We can also transform the RBG image into a greyscale image. To simplify this exercise, we turn the nasa image into a greyscale with ordinary double precision values 0-255

In [None]:
img_greyscale = nasa[:,:,0] + nasa[:,:,1] + nasa[:,:,2]   # to sump up red + green + blue channels
img_greyscale = img_greyscale*255 / np.max(img_greyscale) # to make this bebright white

plt.imshow(img_greyscale, cmap='gray') 
plt.show()

# Remark:
# imshow() can take as entry an image of RGB values (shape=(dim1, dim2, 3)) or an image of 
# scalar value (shape=(dim1, dim2)).

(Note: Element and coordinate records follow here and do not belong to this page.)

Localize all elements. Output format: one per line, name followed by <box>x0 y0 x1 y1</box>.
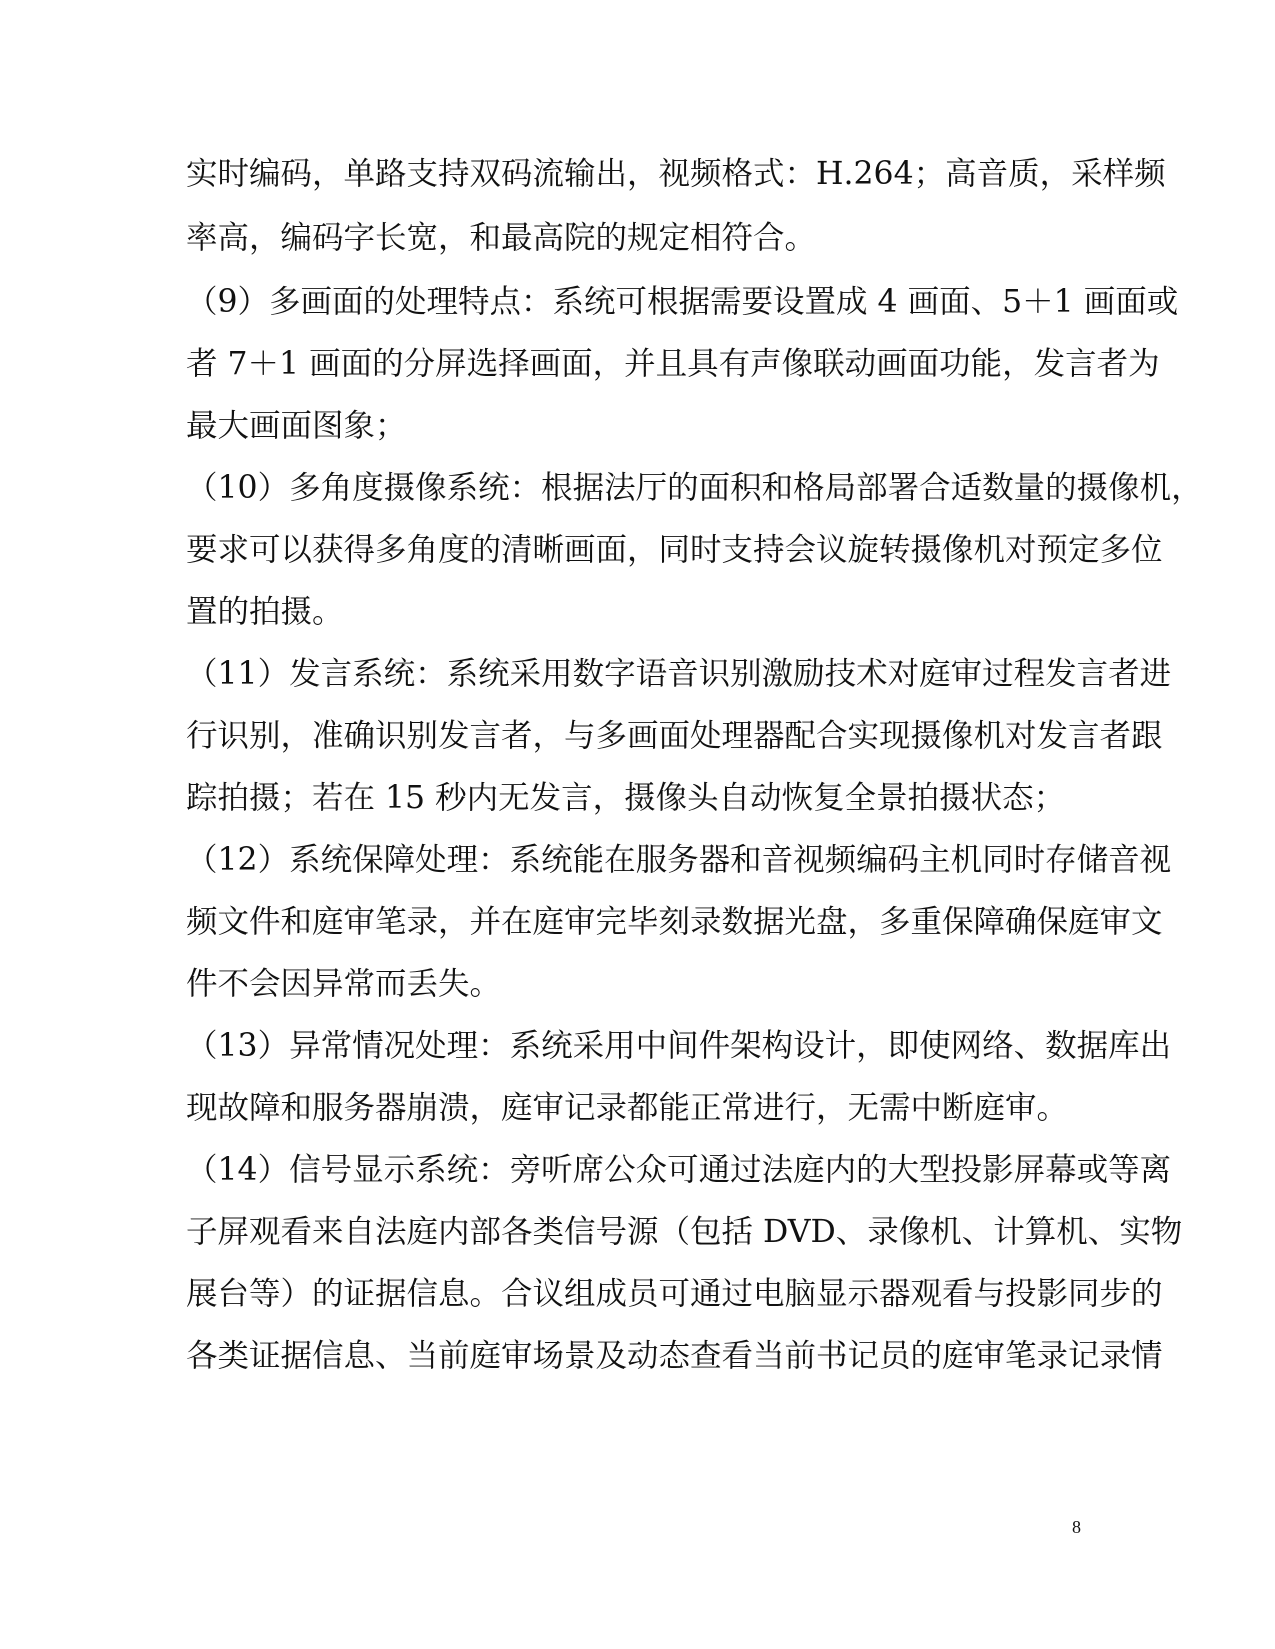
text-line: （14）信号显示系统：旁听席公众可通过法庭内的大型投影屏幕或等离 <box>186 1152 1172 1188</box>
text-line: 置的拍摄。 <box>186 594 344 630</box>
text-line: （10）多角度摄像系统：根据法厅的面积和格局部署合适数量的摄像机， <box>186 470 1203 506</box>
text-line: （12）系统保障处理：系统能在服务器和音视频编码主机同时存储音视 <box>186 842 1172 878</box>
text-line: 各类证据信息、当前庭审场景及动态查看当前书记员的庭审笔录记录情 <box>186 1338 1163 1374</box>
text-line: （11）发言系统：系统采用数字语音识别激励技术对庭审过程发言者进 <box>186 656 1172 692</box>
page-number: 8 <box>1072 1517 1081 1537</box>
text-line: 要求可以获得多角度的清晰画面，同时支持会议旋转摄像机对预定多位 <box>186 532 1163 568</box>
text-line: 子屏观看来自法庭内部各类信号源（包括 DVD、录像机、计算机、实物 <box>186 1214 1183 1250</box>
text-line: 行识别，准确识别发言者，与多画面处理器配合实现摄像机对发言者跟 <box>186 718 1163 754</box>
text-line: 最大画面图象； <box>186 408 407 444</box>
text-line: 者 7＋1 画面的分屏选择画面，并且具有声像联动画面功能，发言者为 <box>186 346 1160 382</box>
text-line: 率高，编码字长宽，和最高院的规定相符合。 <box>186 220 817 256</box>
text-line: （9）多画面的处理特点：系统可根据需要设置成 4 画面、5＋1 画面或 <box>186 284 1179 320</box>
text-line: 件不会因异常而丢失。 <box>186 966 502 1002</box>
text-line: 踪拍摄；若在 15 秒内无发言，摄像头自动恢复全景拍摄状态； <box>186 780 1066 816</box>
text-line: 现故障和服务器崩溃，庭审记录都能正常进行，无需中断庭审。 <box>186 1090 1069 1126</box>
text-line: 频文件和庭审笔录，并在庭审完毕刻录数据光盘，多重保障确保庭审文 <box>186 904 1163 940</box>
text-line: （13）异常情况处理：系统采用中间件架构设计，即使网络、数据库出 <box>186 1028 1172 1064</box>
text-line: 展台等）的证据信息。合议组成员可通过电脑显示器观看与投影同步的 <box>186 1276 1163 1312</box>
text-line: 实时编码，单路支持双码流输出，视频格式：H.264；高音质，采样频 <box>186 156 1166 192</box>
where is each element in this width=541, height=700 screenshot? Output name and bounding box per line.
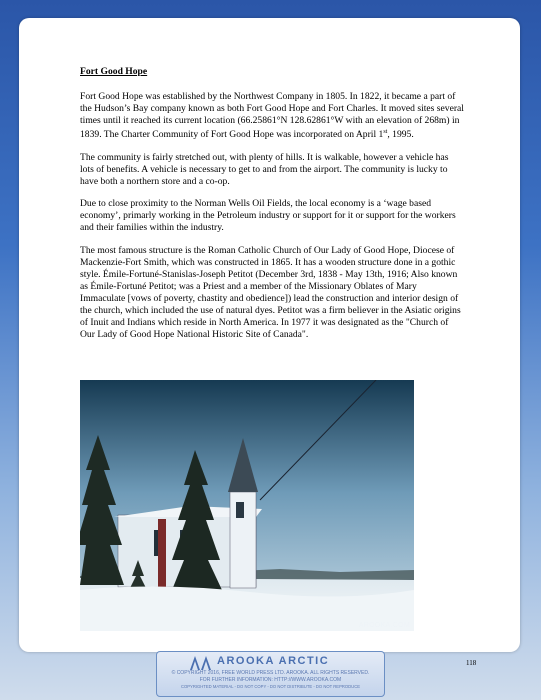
footer-copyright: © COPYRIGHT 2016, FREE WORLD PRESS LTD. AROOKA. ALL RIGHTS RESERVED.	[171, 670, 370, 676]
footer-info: FOR FURTHER INFORMATION: HTTP://WWW.AROOKA.COM	[199, 677, 342, 683]
document-title: Fort Good Hope	[80, 66, 148, 77]
paragraph-community: The community is fairly stretched out, with plenty of hills. It is walkable, however a vehicle has lots of benefits. A vehicle is necessary to get to and from the airport. The community is lucky to have both a northern store and a co-op.	[80, 151, 449, 187]
page-number: 118	[466, 659, 477, 667]
paragraph-economy: Due to close proximity to the Norman Wells Oil Fields, the local economy is a ‘wage based economy’, primarly working in the Petroleum industry or support for it or support for the workers and their families within the industry.	[80, 198, 456, 234]
footer-notice: COPYRIGHTED MATERIAL - DO NOT COPY - DO NOT DISTRIBUTE - DO NOT REPRODUCE	[180, 684, 361, 689]
photo-watermark: AROOKA.COM	[358, 622, 410, 629]
paragraph-church: The most famous structure is the Roman Catholic Church of Our Lady of Good Hope, Diocese of Mackenzie-Fort Smith, which was constructed in 1865. It has a wooden structure done in a gothic style. Émile-Fortuné-Stanislas-Joseph Petitot (December 3rd, 1838 - May 13th, 1916; Also known as Émile-Fortuné Petitot; was a Priest and a member of the Missionary Oblates of Mary Immaculate [vows of poverty, chastity and obedience]) lead the construction and interior design of the church, which included the use of natural dyes. Petitot was a firm believer in the Asiatic origins of Inuit and Indians which reside in North America. In 1977 it was designated as the "Church of Our Lady of Good Hope National Historic Site of Canada".	[80, 245, 461, 340]
document-body	[80, 66, 464, 351]
arooka-logo-icon	[190, 656, 212, 670]
paragraph-history: Fort Good Hope was established by the Northwest Company in 1805. In 1822, it became a part of the Hudson’s Bay company known as both Fort Good Hope and Fort Charles. It moved sites several times until it reached its current location (66.25861°N 128.62861°W with an elevation of 268m) in 1839. The Charter Community of Fort Good Hope was incorporated on April 1st, 1995.	[80, 90, 464, 140]
footer-banner	[156, 651, 385, 697]
church-photo	[80, 380, 414, 631]
footer-brand: AROOKA ARCTIC	[217, 655, 330, 667]
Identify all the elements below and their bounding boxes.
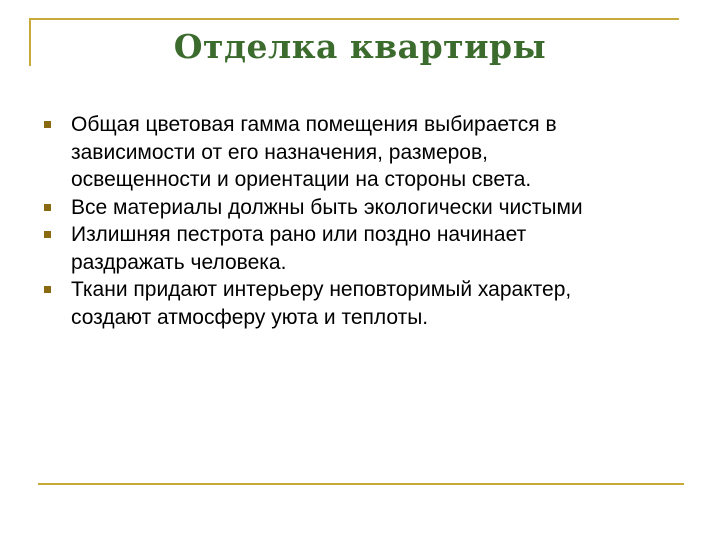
bullet-item [44,194,684,222]
bottom-decorative-rule [38,483,684,485]
square-bullet-icon [44,231,51,238]
bullet-item [44,221,684,276]
bullet-item [44,276,684,331]
bullet-text: Все материалы должны быть экологически чистыми [71,195,583,219]
bullet-text: Ткани придают интерьеру неповторимый характер, создают атмосферу уюта и теплоты. [71,278,572,329]
bullet-text: Излишняя пестрота рано или поздно начинает раздражать человека. [71,223,527,274]
bullet-item [44,111,684,194]
bullet-text: Общая цветовая гамма помещения выбирается в зависимости от его назначения, размеров, освещенности и ориентации на стороны света. [71,113,557,191]
bullet-list [44,111,684,331]
top-decorative-rule [29,18,679,20]
slide-title: Отделка квартиры [173,27,547,66]
square-bullet-icon [44,286,51,293]
square-bullet-icon [44,121,51,128]
square-bullet-icon [44,204,51,211]
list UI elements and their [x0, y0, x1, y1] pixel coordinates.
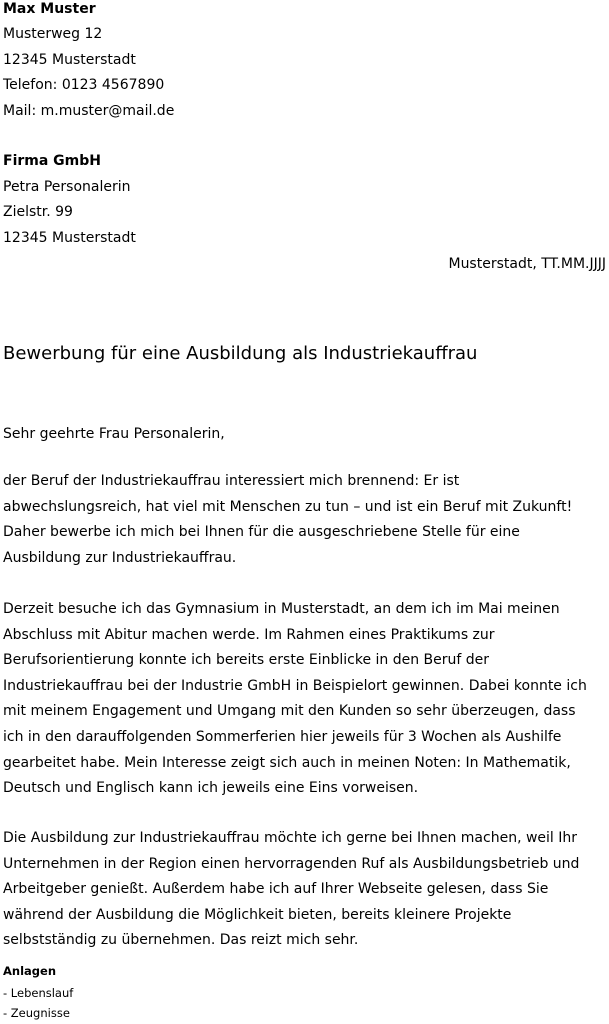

If we pass an image of RGB values, the cmap parameter will be ignore.
# If we pass an image of scalar value and let the default value of the cmap parameter, imshow() will
# map scalar data to colors, so to have a greyscale_img we need to set cmap to 'gray'.

### SVD decomposition

For any matrix $X \in \mathbb{R}^{n \times p}$, there exists two orthonormal matrices $U = [u_1, \ldots, u_n] \in \mathbb{R}^{n \times n}$ and $V = [v_1, \ldots, v_p] \in \mathbb{R}^{p \times p}$ such that

\begin{equation*}
	X = U \Sigma V^\top, %\in \bbR^{n \times p},
\end{equation*}

with $\Sigma = \operatorname{diag}(s_1, \ldots, s_{r})$, $s_1 \geq \cdots \geq s_{r} > 0$, and $r = \operatorname{rang}(X)$.

Here, 
- The unitary matrix $V$ contains the « right-singular vectors » of $X$.
- The unitary matrix $U$ contains the « left-singular vectors » of $X$.
- The diagonal matrix $\Sigma$ contains the singular values of the $X$. They correspond to the roots of the eigenvalues of $X^\top X$. The number of non-zero singular values is equal to the rank of $X$. As a convention we order $\Sigma_{i,i}$ by decreasing order.

We call this factorization the sigular value decomposition (SVD) of $X$.

**Question 2.** Perform the SVD decomposition of the greyscale image by using the `svd` command from the numpy linear algrebra library. Check the dimensions of the decomposition outputs. </p>

See the documentation here: <a href="https://numpy.org/doc/stable/reference/generated/numpy.linalg.svd.html" > https://numpy.org/doc/stable/reference/generated/numpy.linalg.svd.html </a>

In [None]:
# Apply the SVD to the img_greyscale 
U, s, Vt = 

In [None]:
print(U)
print(np.shape(U))

In [None]:
print(np.shape(s))
plt.semilogy(s,'*')

In [None]:
print(Vt)
print(np.shape(Vt))

### Reconstruction of the image using some of the singular values

We can verify that the image $X$ can be reconstructed from the SVD decomposition:

In [None]:
#First we will construct the S matrix from the s vector (which corresponds to the diagonal terms)
S =
print('matrix S', S)

In [None]:
img_greyscale_recomposed = 

plt.imshow(img_greyscale_recomposed, cmap='gray')
plt.title('Reconstructed full SVD')
plt.show()

print("MSE:", np.mean((img_greyscale - img_greyscale_recomposed)**2))

**Question 3.** Compare three recomposed matrices:

- using the first $r$ elements (reduced SVD)
- using the first 300 elements
- using the first 50 elements

Plot the associated images and comment the obtained images.

**Question 4.** Design an automatic rule for the selection of the number of singular values used in the reconstruction of the image. Justify your choice.

**Question 5 (bonus).** Implement the SVD from scratch by considering the spectral theorem studied in the course for the diagonalization of a symmetric matrix. Compare the results with those obtained using the command `np.linalg.svd`. Discuss the differences if necessary.